The ONI section of S. 3217, the Restoring Financial Stability Act, would create an ONI at the U.S. Treasury Department that would gather information about the insurance industry and help the Treasury Department handle international trade agreements that involve insurance.

Lawmakers are in the process of debating a handful of the scores of S. 3217 amendments that their colleagues have filed. It is not clear how many the Senate will consider before voting on the underlying bill.

The House already has approved a major financial services bill, H.R. 4173, the Wall Street Reform and Consumer Protection Act.

The new ONI amendment that Merkley, D-Ore., has filed, S.A. 3922, would limit the authority of the ONI to preempt state insurance laws and regulations that conflict with bilateral trade agreements.

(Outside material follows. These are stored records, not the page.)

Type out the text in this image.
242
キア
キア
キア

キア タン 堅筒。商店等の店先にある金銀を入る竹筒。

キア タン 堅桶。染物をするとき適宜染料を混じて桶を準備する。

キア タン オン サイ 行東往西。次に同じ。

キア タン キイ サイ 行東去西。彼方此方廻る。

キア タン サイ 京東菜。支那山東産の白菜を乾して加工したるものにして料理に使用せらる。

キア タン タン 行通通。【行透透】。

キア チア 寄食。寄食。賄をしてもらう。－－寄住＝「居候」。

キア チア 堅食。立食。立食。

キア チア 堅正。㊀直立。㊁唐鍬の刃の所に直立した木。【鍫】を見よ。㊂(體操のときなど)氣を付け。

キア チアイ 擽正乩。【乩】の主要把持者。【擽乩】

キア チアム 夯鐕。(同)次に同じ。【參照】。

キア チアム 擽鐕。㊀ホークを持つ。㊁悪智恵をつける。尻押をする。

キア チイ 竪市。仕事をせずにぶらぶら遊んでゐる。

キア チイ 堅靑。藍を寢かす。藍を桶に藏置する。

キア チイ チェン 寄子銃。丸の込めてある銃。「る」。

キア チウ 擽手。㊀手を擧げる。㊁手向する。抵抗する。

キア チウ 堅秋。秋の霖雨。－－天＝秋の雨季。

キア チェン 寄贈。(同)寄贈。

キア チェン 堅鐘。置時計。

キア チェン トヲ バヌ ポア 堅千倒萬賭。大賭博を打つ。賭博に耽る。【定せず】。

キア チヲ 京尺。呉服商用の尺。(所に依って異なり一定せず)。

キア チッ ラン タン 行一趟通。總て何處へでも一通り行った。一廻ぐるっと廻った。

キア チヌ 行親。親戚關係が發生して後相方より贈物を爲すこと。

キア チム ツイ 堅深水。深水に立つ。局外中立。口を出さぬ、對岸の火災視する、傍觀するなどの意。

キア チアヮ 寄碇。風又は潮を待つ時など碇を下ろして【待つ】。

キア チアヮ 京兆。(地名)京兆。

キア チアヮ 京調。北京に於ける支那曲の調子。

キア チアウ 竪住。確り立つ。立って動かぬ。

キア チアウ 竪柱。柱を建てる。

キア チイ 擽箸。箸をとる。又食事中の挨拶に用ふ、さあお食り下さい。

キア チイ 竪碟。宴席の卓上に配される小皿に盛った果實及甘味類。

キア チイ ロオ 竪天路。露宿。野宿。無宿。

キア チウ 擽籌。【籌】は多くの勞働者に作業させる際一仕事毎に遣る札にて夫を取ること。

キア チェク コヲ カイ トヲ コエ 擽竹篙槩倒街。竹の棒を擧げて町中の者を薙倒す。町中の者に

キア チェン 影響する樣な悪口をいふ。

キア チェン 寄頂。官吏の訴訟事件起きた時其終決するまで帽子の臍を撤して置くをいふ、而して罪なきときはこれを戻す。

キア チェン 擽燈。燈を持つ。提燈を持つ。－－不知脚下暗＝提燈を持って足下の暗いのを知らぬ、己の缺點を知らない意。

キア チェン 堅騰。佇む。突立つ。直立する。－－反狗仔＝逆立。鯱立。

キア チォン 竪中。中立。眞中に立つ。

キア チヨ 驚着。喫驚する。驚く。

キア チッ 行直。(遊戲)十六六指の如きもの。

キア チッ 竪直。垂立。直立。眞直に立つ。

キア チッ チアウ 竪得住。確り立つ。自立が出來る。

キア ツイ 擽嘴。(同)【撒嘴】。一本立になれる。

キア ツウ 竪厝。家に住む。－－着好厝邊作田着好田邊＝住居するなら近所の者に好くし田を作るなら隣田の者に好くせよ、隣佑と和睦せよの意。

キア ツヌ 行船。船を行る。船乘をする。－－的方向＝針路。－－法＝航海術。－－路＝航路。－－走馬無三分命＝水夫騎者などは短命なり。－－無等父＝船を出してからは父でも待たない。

S.A. 3922 would let the ONI preempt state insurance rules over trade agreement conflicts only when the state insurance rules treated non-U.S. insurers less favorably than U.S. insurers.

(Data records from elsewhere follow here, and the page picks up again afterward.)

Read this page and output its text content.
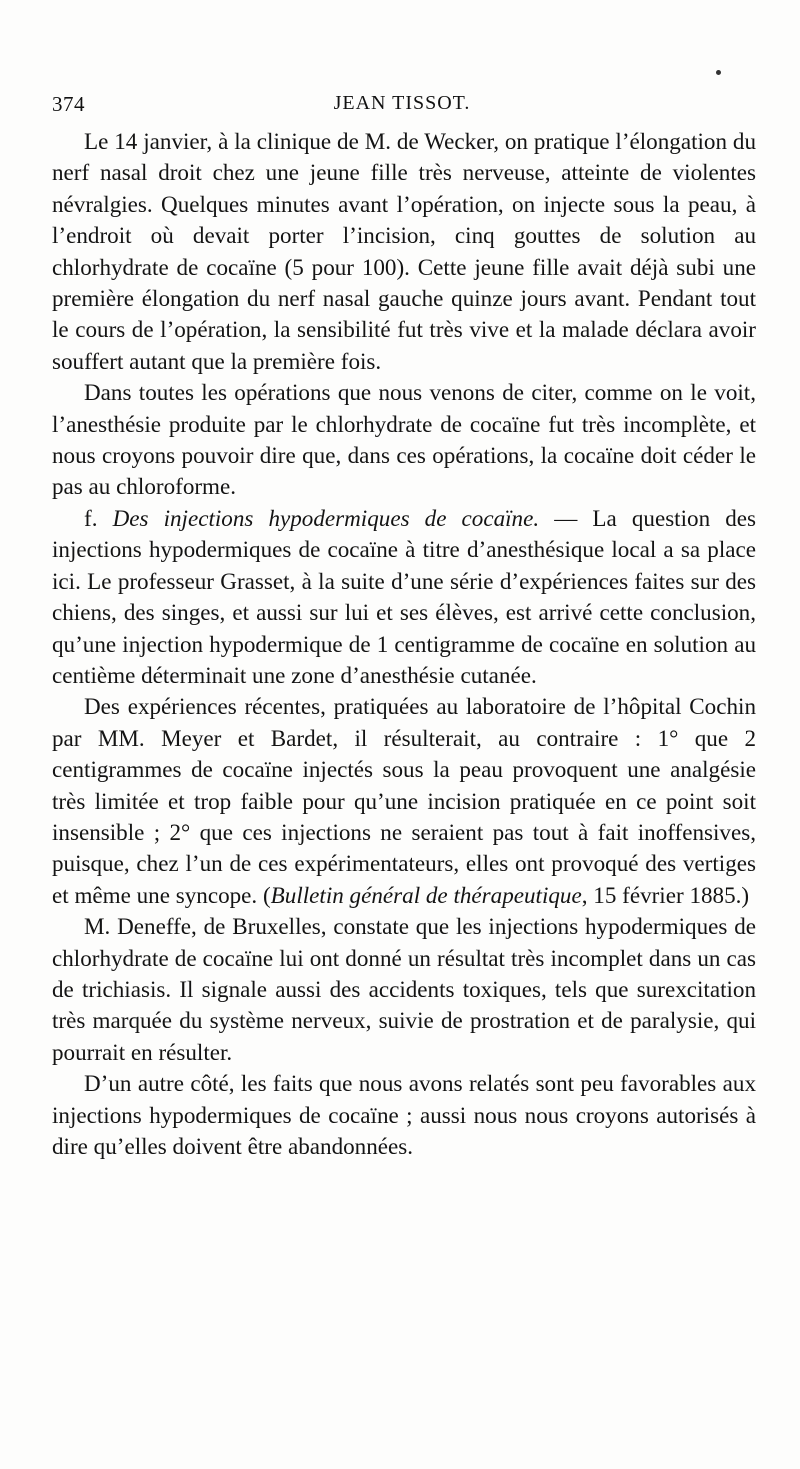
374	JEAN TISSOT.

Le 14 janvier, à la clinique de M. de Wecker, on pratique l’élongation du nerf nasal droit chez une jeune fille très nerveuse, atteinte de violentes névralgies. Quelques minutes avant l’opération, on injecte sous la peau, à l’endroit où devait porter l’incision, cinq gouttes de solution au chlorhydrate de cocaïne (5 pour 100). Cette jeune fille avait déjà subi une première élongation du nerf nasal gauche quinze jours avant. Pendant tout le cours de l’opération, la sensibilité fut très vive et la malade déclara avoir souffert autant que la première fois.

Dans toutes les opérations que nous venons de citer, comme on le voit, l’anesthésie produite par le chlorhydrate de cocaïne fut très incomplète, et nous croyons pouvoir dire que, dans ces opérations, la cocaïne doit céder le pas au chloroforme.

f. Des injections hypodermiques de cocaïne. — La question des injections hypodermiques de cocaïne à titre d’anesthésique local a sa place ici. Le professeur Grasset, à la suite d’une série d’expériences faites sur des chiens, des singes, et aussi sur lui et ses élèves, est arrivé cette conclusion, qu’une injection hypodermique de 1 centigramme de cocaïne en solution au centième déterminait une zone d’anesthésie cutanée.

Des expériences récentes, pratiquées au laboratoire de l’hôpital Cochin par MM. Meyer et Bardet, il résulterait, au contraire : 1° que 2 centigrammes de cocaïne injectés sous la peau provoquent une analgésie très limitée et trop faible pour qu’une incision pratiquée en ce point soit insensible ; 2° que ces injections ne seraient pas tout à fait inoffensives, puisque, chez l’un de ces expérimentateurs, elles ont provoqué des vertiges et même une syncope. (Bulletin général de thérapeutique, 15 février 1885.)

M. Deneffe, de Bruxelles, constate que les injections hypodermiques de chlorhydrate de cocaïne lui ont donné un résultat très incomplet dans un cas de trichiasis. Il signale aussi des accidents toxiques, tels que surexcitation très marquée du système nerveux, suivie de prostration et de paralysie, qui pourrait en résulter.

D’un autre côté, les faits que nous avons relatés sont peu favorables aux injections hypodermiques de cocaïne ; aussi nous nous croyons autorisés à dire qu’elles doivent être abandonnées.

The initial amendment cosponsors of S.A. 3922 are Sens. Sherrod Brown, D-Ohio; Barbara Boxer, D-Calif.; Russ Feingold, D-Wis.; Olympia Snowe, R-Maine; and Bernard Sanders, I-Vermont.

The amendment would require the ONI to consider the effect of preemption on consumer protection; on the safety and soundness of the U.S. insurance markets; and on the comprehensiveness of state financial and market conduct regulation.

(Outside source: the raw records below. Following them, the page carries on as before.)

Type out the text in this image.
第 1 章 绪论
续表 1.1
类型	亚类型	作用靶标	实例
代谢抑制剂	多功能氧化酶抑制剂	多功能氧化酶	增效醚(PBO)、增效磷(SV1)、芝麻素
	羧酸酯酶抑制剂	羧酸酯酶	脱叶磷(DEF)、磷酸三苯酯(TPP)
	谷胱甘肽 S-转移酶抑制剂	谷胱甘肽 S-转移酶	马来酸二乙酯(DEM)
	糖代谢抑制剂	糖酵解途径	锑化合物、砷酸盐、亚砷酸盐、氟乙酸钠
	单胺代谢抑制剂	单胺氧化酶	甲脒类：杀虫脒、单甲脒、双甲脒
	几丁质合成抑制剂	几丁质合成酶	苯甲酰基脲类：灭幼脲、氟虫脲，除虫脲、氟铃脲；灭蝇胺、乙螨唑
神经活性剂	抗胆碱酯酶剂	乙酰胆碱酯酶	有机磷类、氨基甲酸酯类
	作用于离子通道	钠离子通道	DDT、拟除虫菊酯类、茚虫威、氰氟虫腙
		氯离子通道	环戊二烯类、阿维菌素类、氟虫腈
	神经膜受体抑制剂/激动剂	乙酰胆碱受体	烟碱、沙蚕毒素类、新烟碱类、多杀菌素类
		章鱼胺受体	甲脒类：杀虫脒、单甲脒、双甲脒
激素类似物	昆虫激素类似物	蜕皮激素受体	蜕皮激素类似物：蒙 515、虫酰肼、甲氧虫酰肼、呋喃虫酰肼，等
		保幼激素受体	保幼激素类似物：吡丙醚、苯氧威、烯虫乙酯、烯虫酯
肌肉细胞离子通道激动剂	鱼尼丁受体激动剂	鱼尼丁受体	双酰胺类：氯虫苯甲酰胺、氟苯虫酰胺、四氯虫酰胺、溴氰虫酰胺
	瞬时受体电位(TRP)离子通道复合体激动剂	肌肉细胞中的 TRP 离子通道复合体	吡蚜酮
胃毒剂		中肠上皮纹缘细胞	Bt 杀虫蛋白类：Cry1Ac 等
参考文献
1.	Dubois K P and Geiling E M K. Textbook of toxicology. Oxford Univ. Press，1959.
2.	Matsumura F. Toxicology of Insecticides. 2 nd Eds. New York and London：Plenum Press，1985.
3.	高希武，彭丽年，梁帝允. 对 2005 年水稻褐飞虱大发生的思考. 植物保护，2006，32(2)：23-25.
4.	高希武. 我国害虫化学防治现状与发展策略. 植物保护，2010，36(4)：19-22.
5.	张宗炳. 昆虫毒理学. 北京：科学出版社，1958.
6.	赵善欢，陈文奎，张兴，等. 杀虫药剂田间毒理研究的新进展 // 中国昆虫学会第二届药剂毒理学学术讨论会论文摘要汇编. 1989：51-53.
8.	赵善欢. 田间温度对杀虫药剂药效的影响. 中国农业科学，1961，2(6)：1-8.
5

The amendment would let states appeal preemption decisions to the federal courts.

Any ONI preemption action would be subject to a notice and comment period under the federal Administrative Procedures Act.

The amendment would transfer authority to conduct a study of how current insurance laws could be updated from the ONI and the Treasury Department to the U.S. Government Accountability Office.

The National Association of Mutual Insurance Companies, Indianapolis, and the Property Casualty Insurers Association of America, Des Plaines, Ill., are supporting the amendment, according to an official at a unit of Cincinnati Financial Corp., Cincinnati (Nasdaq:CINF).

The National Conference of State Legislators, Troy, N.Y., has written a letter supporting the amendment to every member of Congress, suggesting that the amendment would narrow the scope of the proposed ONI in a way that would weaken the opportunity for “mission creep.”

Eight insurance groups are opposing S.A. 3922 and encouraging senators to keep the current S. 3217 ONI language.

S.A. 3922 “would substantially weaken the Office of National Insurance’s power to address international issues that are critical to U.S. companies, and ultimately to U.S. consumers,” the groups write in the letter.

The groups signing the letter are the American Insurance Association, Washington; the Financial Services Roundtable, Washington; the Council of Insurance Agents & Brokers, Washington; the Association of Bermuda Insurers & Reinsurers, Hamilton, Bermuda; the European Insurance and Reinsurance Federation, Brussels; the American Bankers Insurance Association, Washington; the Risk and Insurance Management Society Inc., New York; the American Council of Life Insurers, Washington; and the Reinsurance Association of America, Washington.

Merkley also has teamed with Sen. Carl Levin, D-Mich., to introduce S.A. 3931, an amendment that could affect life insurers’ proprietary trading operations.

The authors of the bill are trying to impose tight restrictions on financial services companies’ ability to invest in hedge funds and private equity funds.

Merkley and Brown include a provision that would let regulators tailor the provision to “appropriately accommodate the business of insurance within an insurance company subject to regulation in accordance with the relevant insurance company investment laws while protecting the safety and soundness of an affiliated insured depository institution and the United States financial system,” according to the amendment text.

The ACLI believes the provision “would provide a very narrow exemption from proprietary trading restrictions for life insurers,” ACLI representative Jack Dolan says.

But “broad relief is needed and appropriate so we can continue serving our customers in the best way possible,” Dolan says.

Besides Merkley and Levin, S.A. 3931 is sponsored by Sherrod Brown, D-Ohio; Ted Kaufman, D-Del.; Jeanne Shaheen, D-N.H.; Dianne Feinstein, D-Calif.; Robert Casey, D-Pa.; Bill Nelson, D-Fla.; Roland Burris, D-Ill.; Mark Begich, D-Alaska; Daniel Inouye, D-Hawaii; Sheldon Whitehouse, D-R.I.; Claire McCaskill, D-Missouri; Mark Udall, D-Colo.; Barbara Mikulski, D-Md.; Bernard Sanders, I-Vermont; Tom Udall, D-N.M.; and Jack Reed, D-R.I.